Olivier Rouquan : Tenir un tel jugement est à mon avis un peu prématuré. Elle reste présidente de la région Poitou-Charentes et n’a jamais déclaré vouloir se retirer de la vie politique. Simplement, comme tous les grands noms de la politique, Ségolène Royal connaît des défaites et des moments difficiles à l’image d'ailleurs de son ex-compagnon après son départ de la tête du Parti socialiste. Cependant, cela ne remet pas en cause la pérennité de sa carrière.

Justement cette carrière est très erratique et atypique. Elle a multiplié les erreurs et les déconvenues. N’est pas la preuve que c'est une femme politique qui a plus de mal à se démarquer et à atteindre ses objectifs que d’autres ?

La carrière de Ségolène Royal est compliquée en raison de l’ampleur de son ambition. Elle ne s’est jamais fixé de petits objectifs. Elle a été candidate à la primaire socialiste pour briguer ensuite la présidentielle. Après la victoire de François Hollande elle n'a pas caché son espoir de pouvoir s’installer au perchoir en tant que présidente de l’Assemblée Nationale. Ainsi, au regard de ses désirs, les échecs sont inévitables et font partie du jeu.

De plus, elle a réellement un style qui peut heurter, et en avait fait le marqueur de sa campagne. En 2007, dans sa course à l’Elysée, elle a négligé le Parti et s’est opposé à certaines de ses factions. C’est une attitude qui n’a pas aidé à mettre les gens dans de bonnes dispositions envers elle.

Dernier facteur : elle est connue pour avoir du caractère et cela induit aussi le fait qu’elle ait mauvais caractère. Tous ces éléments lui donnent une identité très forte qui est à la fois un atout et une grande faiblesse.

Durant les législatives, elle a eu, à mon sens, la même trajectoire que Jean-Luc Mélenchon : elle a pris un risque de trop. Elle avait une circonscription à Melle qu’elle a quitté sans trop qu’on sache pourquoi afin de partir à l'assaut de La Rochelle et le risque était trop grand. Tout comme Jean-Luc Mélenchon qui a tenté d’affronter Marine Le Pen à Hénin-Beaumont et qui a été sorti au premier tour.


Peut-on comparer la carrière de Ségolène Royal à celles de grands hommes politiques français tels que François Mitterrand qui a brigué l’Elysée pendant longtemps avant d’y arriver, ou encore celle de Nicolas Sarkozy qui a connu aussi sa traversée du désert avant d’arriver à Bercy puis à l’Intérieur et enfin à la Présidence. Est-ce que tout comme eux, Ségolène Royal a les billes pour réémerger sur la scène politique ?

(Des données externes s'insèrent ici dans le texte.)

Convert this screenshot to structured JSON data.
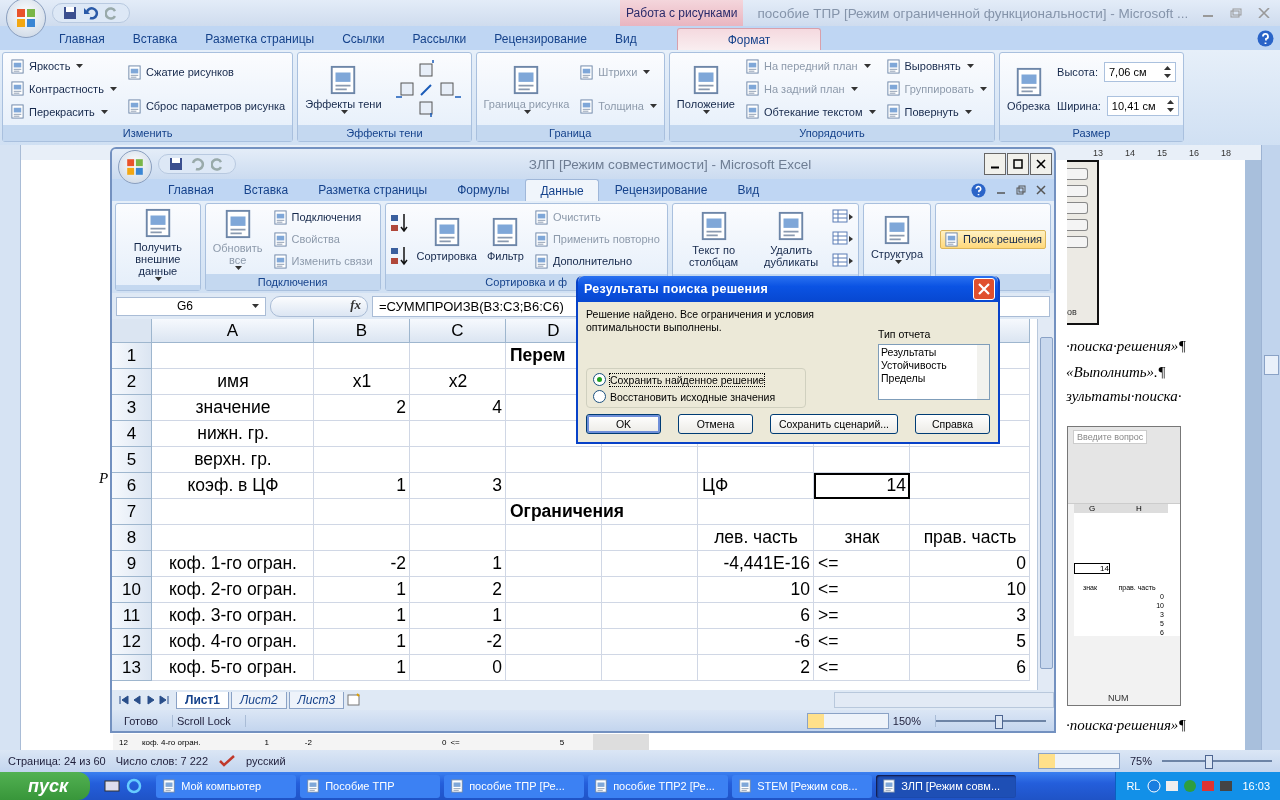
{
  "word": {
    "context_tab": "Работа с рисунками",
    "title": "пособие ТПР [Режим ограниченной функциональности] - Microsoft ...",
    "tabs": [
      {
        "label": "Главная",
        "selected": false
      },
      {
        "label": "Вставка",
        "selected": false
      },
      {
        "label": "Разметка страницы",
        "selected": false
      },
      {
        "label": "Ссылки",
        "selected": false
      },
      {
        "label": "Рассылки",
        "selected": false
      },
      {
        "label": "Рецензирование",
        "selected": false
      },
      {
        "label": "Вид",
        "selected": false
      },
      {
        "label": "Формат",
        "selected": true
      }
    ],
    "ribbon": [
      {
        "label": "Изменить",
        "columns": [
          [
            {
              "kind": "small",
              "label": "Яркость",
              "menu": true,
              "disabled": false
            },
            {
              "kind": "small",
              "label": "Контрастность",
              "menu": true,
              "disabled": false
            },
            {
              "kind": "small",
              "label": "Перекрасить",
              "menu": true,
              "disabled": false
            }
          ],
          [
            {
              "kind": "small",
              "label": "Сжатие рисунков",
              "menu": false,
              "disabled": false
            },
            {
              "kind": "small",
              "label": "Сброс параметров рисунка",
              "menu": false,
              "disabled": false
            }
          ]
        ]
      },
      {
        "label": "Эффекты тени",
        "columns": [
          [
            {
              "kind": "large",
              "label": "Эффекты тени",
              "menu": true,
              "disabled": false
            }
          ],
          [
            {
              "kind": "nudge"
            }
          ]
        ]
      },
      {
        "label": "Граница",
        "columns": [
          [
            {
              "kind": "large",
              "label": "Граница рисунка",
              "menu": true,
              "disabled": true
            }
          ],
          [
            {
              "kind": "small",
              "label": "Штрихи",
              "menu": true,
              "disabled": true
            },
            {
              "kind": "small",
              "label": "Толщина",
              "menu": true,
              "disabled": true
            }
          ]
        ]
      },
      {
        "label": "Упорядочить",
        "columns": [
          [
            {
              "kind": "large",
              "label": "Положение",
              "menu": true,
              "disabled": false
            }
          ],
          [
            {
              "kind": "small",
              "label": "На передний план",
              "menu": true,
              "disabled": true
            },
            {
              "kind": "small",
              "label": "На задний план",
              "menu": true,
              "disabled": true
            },
            {
              "kind": "small",
              "label": "Обтекание текстом",
              "menu": true,
              "disabled": false
            }
          ],
          [
            {
              "kind": "small",
              "label": "Выровнять",
              "menu": true,
              "disabled": false
            },
            {
              "kind": "small",
              "label": "Группировать",
              "menu": true,
              "disabled": true
            },
            {
              "kind": "small",
              "label": "Повернуть",
              "menu": true,
              "disabled": false
            }
          ]
        ]
      },
      {
        "label": "Размер",
        "columns": [
          [
            {
              "kind": "large",
              "label": "Обрезка",
              "menu": false,
              "disabled": false
            }
          ],
          [
            {
              "kind": "field",
              "label": "Высота:",
              "value": "7,06 см"
            },
            {
              "kind": "field",
              "label": "Ширина:",
              "value": "10,41 см"
            }
          ]
        ]
      }
    ],
    "ruler": [
      "13",
      "14",
      "15",
      "16",
      "18"
    ],
    "document": {
      "fragments": [
        {
          "text": "·поиска·решения»¶",
          "kind": "italic"
        },
        {
          "text": "«Выполнить».¶",
          "kind": "italic"
        },
        {
          "text": "зультаты·поиска·",
          "kind": "italic"
        },
        {
          "text": "·поиска·решения»¶",
          "kind": "italic"
        },
        {
          "text": "Р",
          "kind": "italic"
        }
      ],
      "top_image_text": "ов",
      "image_row": [
        "12",
        "коф. 4-го огран.",
        "1",
        "-2",
        "0",
        "<=",
        "5"
      ],
      "screenshot": {
        "question": "Введите вопрос",
        "columns": [
          "G",
          "H"
        ],
        "value": "14",
        "headers": [
          "знак",
          "прав. часть"
        ],
        "values": [
          "0",
          "10",
          "3",
          "5",
          "6"
        ],
        "status": "NUM"
      }
    },
    "status_bar": {
      "page": "Страница: 24 из 60",
      "words": "Число слов: 7 222",
      "language": "русский",
      "zoom": "75%",
      "level": 0.42
    }
  },
  "excel": {
    "title": "ЗЛП  [Режим совместимости] - Microsoft Excel",
    "tabs": [
      {
        "label": "Главная",
        "selected": false
      },
      {
        "label": "Вставка",
        "selected": false
      },
      {
        "label": "Разметка страницы",
        "selected": false
      },
      {
        "label": "Формулы",
        "selected": false
      },
      {
        "label": "Данные",
        "selected": true
      },
      {
        "label": "Рецензирование",
        "selected": false
      },
      {
        "label": "Вид",
        "selected": false
      }
    ],
    "ribbon": [
      {
        "columns": [
          [
            {
              "kind": "large",
              "label": "Получить внешние данные",
              "menu": true,
              "disabled": false
            }
          ]
        ]
      },
      {
        "label": "Подключения",
        "columns": [
          [
            {
              "kind": "large",
              "label": "Обновить все",
              "menu": true,
              "disabled": true
            }
          ],
          [
            {
              "kind": "small",
              "label": "Подключения",
              "menu": false,
              "disabled": false
            },
            {
              "kind": "small",
              "label": "Свойства",
              "menu": false,
              "disabled": true
            },
            {
              "kind": "small",
              "label": "Изменить связи",
              "menu": false,
              "disabled": true
            }
          ]
        ]
      },
      {
        "label": "Сортировка и ф",
        "columns": [
          [
            {
              "kind": "sort"
            },
            {
              "kind": "sort"
            }
          ],
          [
            {
              "kind": "large",
              "label": "Сортировка",
              "menu": false,
              "disabled": false
            }
          ],
          [
            {
              "kind": "large",
              "label": "Фильтр",
              "menu": false,
              "disabled": false
            }
          ],
          [
            {
              "kind": "small",
              "label": "Очистить",
              "menu": false,
              "disabled": true
            },
            {
              "kind": "small",
              "label": "Применить повторно",
              "menu": false,
              "disabled": true
            },
            {
              "kind": "small",
              "label": "Дополнительно",
              "menu": false,
              "disabled": false
            }
          ]
        ]
      },
      {
        "columns": [
          [
            {
              "kind": "large",
              "label": "Текст по столбцам",
              "menu": false,
              "disabled": false
            }
          ],
          [
            {
              "kind": "large",
              "label": "Удалить дубликаты",
              "menu": false,
              "disabled": false
            }
          ],
          [
            {
              "kind": "tool"
            },
            {
              "kind": "tool"
            },
            {
              "kind": "tool"
            }
          ]
        ]
      },
      {
        "columns": [
          [
            {
              "kind": "large",
              "label": "Структура",
              "menu": true,
              "disabled": false
            }
          ]
        ]
      },
      {
        "columns": [
          [
            {
              "kind": "small",
              "label": "Поиск решения",
              "menu": false,
              "disabled": false,
              "highlighted": true
            }
          ]
        ]
      }
    ],
    "name_box": "G6",
    "function_button": "fx",
    "formula": "=СУММПРОИЗВ(B3:C3;B6:C6)",
    "columns": [
      "A",
      "B",
      "C",
      "D"
    ],
    "rows": [
      {
        "number": "1",
        "kind": "section",
        "cells": {
          "d": {
            "text": "Перем",
            "selected": false
          }
        }
      },
      {
        "number": "2",
        "kind": "header",
        "cells": {
          "a": {
            "text": "имя",
            "selected": false
          },
          "b": {
            "text": "x1",
            "selected": false
          },
          "c": {
            "text": "x2",
            "selected": false
          }
        }
      },
      {
        "number": "3",
        "kind": "data",
        "cells": {
          "a": {
            "text": "значение",
            "selected": false
          },
          "b": {
            "text": "2",
            "selected": false
          },
          "c": {
            "text": "4",
            "selected": false
          }
        }
      },
      {
        "number": "4",
        "kind": "data",
        "cells": {
          "a": {
            "text": "нижн. гр.",
            "selected": false
          }
        }
      },
      {
        "number": "5",
        "kind": "data",
        "cells": {
          "a": {
            "text": "верхн. гр.",
            "selected": false
          }
        }
      },
      {
        "number": "6",
        "kind": "data",
        "cells": {
          "a": {
            "text": "коэф. в ЦФ",
            "selected": false
          },
          "b": {
            "text": "1",
            "selected": false
          },
          "c": {
            "text": "3",
            "selected": false
          },
          "f": {
            "text": "ЦФ",
            "selected": false
          },
          "g": {
            "text": "14",
            "selected": true
          }
        }
      },
      {
        "number": "7",
        "kind": "section",
        "cells": {
          "d": {
            "text": "Ограничения",
            "selected": false
          }
        }
      },
      {
        "number": "8",
        "kind": "header",
        "cells": {
          "f": {
            "text": "лев. часть",
            "selected": false
          },
          "g": {
            "text": "знак",
            "selected": false
          },
          "h": {
            "text": "прав. часть",
            "selected": false
          }
        }
      },
      {
        "number": "9",
        "kind": "data",
        "cells": {
          "a": {
            "text": "коф. 1-го огран.",
            "selected": false
          },
          "b": {
            "text": "-2",
            "selected": false
          },
          "c": {
            "text": "1",
            "selected": false
          },
          "f": {
            "text": "-4,441E-16",
            "selected": false
          },
          "g": {
            "text": "<=",
            "selected": false
          },
          "h": {
            "text": "0",
            "selected": false
          }
        }
      },
      {
        "number": "10",
        "kind": "data",
        "cells": {
          "a": {
            "text": "коф. 2-го огран.",
            "selected": false
          },
          "b": {
            "text": "1",
            "selected": false
          },
          "c": {
            "text": "2",
            "selected": false
          },
          "f": {
            "text": "10",
            "selected": false
          },
          "g": {
            "text": "<=",
            "selected": false
          },
          "h": {
            "text": "10",
            "selected": false
          }
        }
      },
      {
        "number": "11",
        "kind": "data",
        "cells": {
          "a": {
            "text": "коф. 3-го огран.",
            "selected": false
          },
          "b": {
            "text": "1",
            "selected": false
          },
          "c": {
            "text": "1",
            "selected": false
          },
          "f": {
            "text": "6",
            "selected": false
          },
          "g": {
            "text": ">=",
            "selected": false
          },
          "h": {
            "text": "3",
            "selected": false
          }
        }
      },
      {
        "number": "12",
        "kind": "data",
        "cells": {
          "a": {
            "text": "коф. 4-го огран.",
            "selected": false
          },
          "b": {
            "text": "1",
            "selected": false
          },
          "c": {
            "text": "-2",
            "selected": false
          },
          "f": {
            "text": "-6",
            "selected": false
          },
          "g": {
            "text": "<=",
            "selected": false
          },
          "h": {
            "text": "5",
            "selected": false
          }
        }
      },
      {
        "number": "13",
        "kind": "data",
        "cells": {
          "a": {
            "text": "коф. 5-го огран.",
            "selected": false
          },
          "b": {
            "text": "1",
            "selected": false
          },
          "c": {
            "text": "0",
            "selected": false
          },
          "f": {
            "text": "2",
            "selected": false
          },
          "g": {
            "text": "<=",
            "selected": false
          },
          "h": {
            "text": "6",
            "selected": false
          }
        }
      }
    ],
    "sheets": [
      {
        "label": "Лист1",
        "selected": true
      },
      {
        "label": "Лист2",
        "selected": false
      },
      {
        "label": "Лист3",
        "selected": false
      }
    ],
    "status_bar": {
      "ready": "Готово",
      "scroll_lock": "Scroll Lock",
      "zoom": "150%",
      "level": 0.56
    }
  },
  "dialog": {
    "title": "Результаты поиска решения",
    "message": "Решение найдено. Все ограничения и условия оптимальности выполнены.",
    "report_label": "Тип отчета",
    "report_types": [
      "Результаты",
      "Устойчивость",
      "Пределы"
    ],
    "options": [
      {
        "label": "Сохранить найденное решение",
        "selected": true
      },
      {
        "label": "Восстановить исходные значения",
        "selected": false
      }
    ],
    "buttons": [
      {
        "label": "OK",
        "default": true
      },
      {
        "label": "Отмена",
        "default": false
      },
      {
        "label": "Сохранить сценарий...",
        "default": false
      },
      {
        "label": "Справка",
        "default": false
      }
    ]
  },
  "taskbar": {
    "start": "пуск",
    "items": [
      {
        "label": "Мой компьютер",
        "selected": false
      },
      {
        "label": "Пособие ТПР",
        "selected": false
      },
      {
        "label": "пособие ТПР [Ре...",
        "selected": false
      },
      {
        "label": "пособие ТПР2 [Ре...",
        "selected": false
      },
      {
        "label": "STEM  [Режим сов...",
        "selected": false
      },
      {
        "label": "ЗЛП  [Режим совм...",
        "selected": true
      }
    ],
    "language": "RL",
    "clock": "16:03"
  }
}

La comparaison entre Nicolas Sarkozy et Ségolène Royal, tant sur le plan des égos que sur le plan du caractère atypique de leur démarche - et la campagne de 2007 l’a montré – est tout à fait acceptable. En revanche, elle ne peut pas être placée sur le même plan que François Mitterrand, en raison de son charisme spécifique. François Mitterrand n’a jamais négligé les fondamentaux de la première gauche tel que le parti, le travail de terrain, et le respect des logiques d’appareil. Comme on l’a souvent pointé dans la campagne, de ce point de vue, c’est François Hollande son digne héritier, et c’est une des raisons de sa victoire.

Du fait de sa stratégie basée en grande partie sur des coups médiatiques, elle se rapproche beaucoup plus de Nicolas Sarkozy. Et ils ont tous les deux plû aux médias là ou François Mitterrand et François Hollande ont eu beaucoup plus de mal à s’imposer.

La traversée du désert est un marqueur de la carrière politique et ceci à tous les niveaux, même au plus local. C’est un peu une période semblable que vit Nicolas Sarkozy actuellement. Seul un homme politique y est entré volontairement : Lionel Jospin en 2002. Il n’avait alors pas dit que ce retrait serait décisif et avait tenté un retour en 2007, interrompu par les barons du Parti socialiste.

Il est donc impossible de rayer d’un trait de plume Ségolène Royal, elle continuera sa carrière et saura rebondir d’une manière ou d’une autre pour venir animer le débat public. Il est impossible d’avoir été candidat d’une campagne telle que celle de 2007 pour ensuite sombrer dans l’oubli.  Elle ne sera pas pour autant candidate à la présidentielle de 2017, car désormais ce n’est plus forcément son objectif.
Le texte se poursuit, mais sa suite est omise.